As Ukraine fights, Western leaders grapple with the political question of what risk the war should pose

Group photo at the extra NATO summit on Ukraine. In the front row, fourth from the left, NATO chief Jens Stoltenberg, amid the thirty heads of state and government (and the German NATO ambassador, Chancellor Scholz, was late).Image ANP

It was the day when the assembled top diplomats of the Western world, in shiny dark blue suits and shiny suits, gathered in Brussels to show their unity and determination in the face of President Vladimir Putin’s aggression. And they did.

But it was President Zelensky, dressed in army green, who grabbed them by the collar via video link and plunged them nose into the mixture of blood and mud from the battlefield. The places where, a month since the war broke out, Ukrainians have been forced to bury their dead in ditches or backyards. The scene of inhumane scenes that Europe, Zelensky said, has not seen since the Second World War.

We are outside NATO in the ‘grey zone’, Zelensky said, ‘but we have been defending our shared values ​​for a month. A month of heroic defense and of the darkest suffering, the unpunished destruction of a peaceful country.’ Give me 1 percent of your planes, 1 percent of your tanks, he said. “The worst thing during a war is not getting immediate answers to requests for help.”

Zelensky grapples with dire shortages of weapons against a much larger enemy who has no qualms about shooting at civilians. He struggles with closed-off cities in which fleeing civilians are fired upon, as well as food transports.

Show of impotence

The contrast between Ukraine’s struggle for survival and the political struggle of Western leaders wondering how much pain and risk they are willing to accept because of the war is stark. So great that the Day of Western Unity in Brussels was also unintentionally a display of what you could call impotence, or the limits of Western power.

The West is definitely not sitting still, as was emphasized all day on forums. Western countries have introduced unprecedented sanctions against Russia. NATO has the defense of its own territory in order. In addition to those in Poland and the Baltic countries, there are now also small multinational units in Slovakia, Romania, Bulgaria and Hungary. In June, NATO will decide to significantly increase its presence in the east on a permanent basis.

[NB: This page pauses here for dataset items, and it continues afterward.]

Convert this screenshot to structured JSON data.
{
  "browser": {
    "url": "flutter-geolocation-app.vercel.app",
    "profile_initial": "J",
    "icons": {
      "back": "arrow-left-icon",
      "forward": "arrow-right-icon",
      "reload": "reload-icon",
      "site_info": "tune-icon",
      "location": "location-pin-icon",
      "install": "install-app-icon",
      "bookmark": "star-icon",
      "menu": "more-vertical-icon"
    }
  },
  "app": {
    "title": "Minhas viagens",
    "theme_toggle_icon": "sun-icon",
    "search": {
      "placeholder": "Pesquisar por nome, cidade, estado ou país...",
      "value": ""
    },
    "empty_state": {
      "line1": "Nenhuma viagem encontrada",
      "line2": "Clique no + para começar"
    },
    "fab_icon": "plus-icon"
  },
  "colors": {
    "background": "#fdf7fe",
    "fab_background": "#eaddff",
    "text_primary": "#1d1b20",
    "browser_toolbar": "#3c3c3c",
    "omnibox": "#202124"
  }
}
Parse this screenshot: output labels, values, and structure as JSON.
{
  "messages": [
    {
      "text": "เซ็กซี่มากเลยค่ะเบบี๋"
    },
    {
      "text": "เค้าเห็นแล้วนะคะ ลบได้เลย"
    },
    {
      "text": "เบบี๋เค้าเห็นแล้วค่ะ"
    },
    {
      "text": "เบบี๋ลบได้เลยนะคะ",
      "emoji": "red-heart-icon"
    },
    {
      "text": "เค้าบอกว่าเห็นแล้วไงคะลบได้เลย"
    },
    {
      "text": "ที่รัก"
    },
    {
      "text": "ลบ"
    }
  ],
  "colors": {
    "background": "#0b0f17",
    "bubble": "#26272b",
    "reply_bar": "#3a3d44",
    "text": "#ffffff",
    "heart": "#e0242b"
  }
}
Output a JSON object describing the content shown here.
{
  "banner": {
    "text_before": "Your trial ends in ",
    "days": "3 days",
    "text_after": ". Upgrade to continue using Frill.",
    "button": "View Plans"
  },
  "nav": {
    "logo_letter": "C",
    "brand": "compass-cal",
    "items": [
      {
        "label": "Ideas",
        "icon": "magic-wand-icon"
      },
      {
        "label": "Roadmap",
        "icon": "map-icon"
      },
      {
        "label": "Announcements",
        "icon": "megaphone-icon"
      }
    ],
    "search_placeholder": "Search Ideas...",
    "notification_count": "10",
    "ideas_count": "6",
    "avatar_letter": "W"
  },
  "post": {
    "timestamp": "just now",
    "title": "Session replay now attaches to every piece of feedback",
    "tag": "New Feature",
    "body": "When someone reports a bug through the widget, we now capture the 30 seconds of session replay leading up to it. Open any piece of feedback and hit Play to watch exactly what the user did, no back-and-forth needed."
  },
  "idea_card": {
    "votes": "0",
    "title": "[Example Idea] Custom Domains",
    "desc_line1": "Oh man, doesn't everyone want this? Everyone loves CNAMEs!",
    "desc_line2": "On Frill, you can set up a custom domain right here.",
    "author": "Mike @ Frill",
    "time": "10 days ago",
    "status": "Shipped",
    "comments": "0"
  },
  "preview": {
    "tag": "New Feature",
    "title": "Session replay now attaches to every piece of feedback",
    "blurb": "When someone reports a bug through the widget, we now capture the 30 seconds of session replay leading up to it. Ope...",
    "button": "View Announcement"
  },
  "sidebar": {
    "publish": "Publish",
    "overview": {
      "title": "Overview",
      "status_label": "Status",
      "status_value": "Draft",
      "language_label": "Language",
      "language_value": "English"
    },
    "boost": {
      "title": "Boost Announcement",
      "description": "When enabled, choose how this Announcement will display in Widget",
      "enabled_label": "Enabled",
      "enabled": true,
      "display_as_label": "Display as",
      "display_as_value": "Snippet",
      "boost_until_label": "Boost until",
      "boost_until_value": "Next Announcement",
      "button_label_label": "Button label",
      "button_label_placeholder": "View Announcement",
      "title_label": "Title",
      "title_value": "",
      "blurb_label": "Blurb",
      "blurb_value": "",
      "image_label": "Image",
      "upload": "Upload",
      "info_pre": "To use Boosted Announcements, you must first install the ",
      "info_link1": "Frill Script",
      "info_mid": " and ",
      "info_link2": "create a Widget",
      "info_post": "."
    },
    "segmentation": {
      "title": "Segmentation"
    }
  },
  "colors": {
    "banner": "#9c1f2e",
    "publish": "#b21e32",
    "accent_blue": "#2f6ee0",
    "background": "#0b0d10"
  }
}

Many weapons are already being supplied by member states, said Secretary-General Stoltenberg (who will remain in office for an extra year because of the war), and that will continue. NATO will send detection and protection equipment against chemical, radiological and biological weapons. New announcements of arms support, also by a non-Nato country like Sweden, continue daily, the US and the EU have pledged large sums of money. But NATO has a responsibility, Stoltenberg said, that it won’t be a full-blown war with Russia, “we have to be honest about that.”

It almost sounded like an apology after Zelensky’s cry for help. British Prime Minister Johnson said he understands Zelenski’s appeal, but that delivery of tanks and warplanes is “logistically very difficult” at the moment. Hence the other weapon support that is directly possible and serves the same purpose.

Weapon deliveries and red lines

President Macron showed on a map at NATO headquarters the major contribution the French are now making to the alliance. It shows, he said, that his ‘Europe of power’ is a component of NATO, ‘not a substitute and not a competitor’. He didn’t say much about arms supplies and red lines. ‘I believe that strategic ambiguity and discretion are more effective.’ For the first time since the end of the Cold War, three of the four nuclear-armed French submarines have now set sail.

US President Biden said he had come to Brussels to ensure that the strong sanctions against Russia are sustained for a long time. “That’s what will stop Putin.” Macron and Chancellor Scholz also underlined that the sanctions are working. Macron hopes they will lead to a ceasefire, but new sanctions are possible “if necessary.”

Biden announced new US sanctions in line with European ones, saying his country will host 100,000 Ukrainians and free up $1 billion in humanitarian aid. Under Biden’s presidency, $2 billion in arms aid to Ukraine has already been decided — an “extraordinary effort,” Johnson said.

Further sanctions ‘not excluded’

A tightening of sanctions – according to the Baltic countries and Poland crucial to stop Putin – is not imminent. Germany does not want a direct import stop, Scholz said in advance. It would ‘plung our country and the whole of Europe into a recession’ and ‘hundreds of thousands of jobs would be at risk’. If Putin proceeds to a complete invasion of Ukraine, “which is not ruled out”, further sanctions are possible, according to Scholz.

The statements portray how Europe is struggling with the war. The arms support must be continued, Scholz also believes; but our limit is that we should not become co-belligerents, Macron said. Europe is willing to go far, but not too far, and countries do not agree on the definition of those terms. For example, the Western countries are more united than ever, but with a Russian president who relentlessly continues bombing, it is also further from home than ever.

It is much better than the weakness and division Biden said Putin counted on when he decided to attack Ukraine. But it failed to dispel the echo of Zelensky’s words in Brussels on Thursday: ‘Nato has yet to show what the alliance can do to save people. (…) The world is waiting. And Ukraine waits.’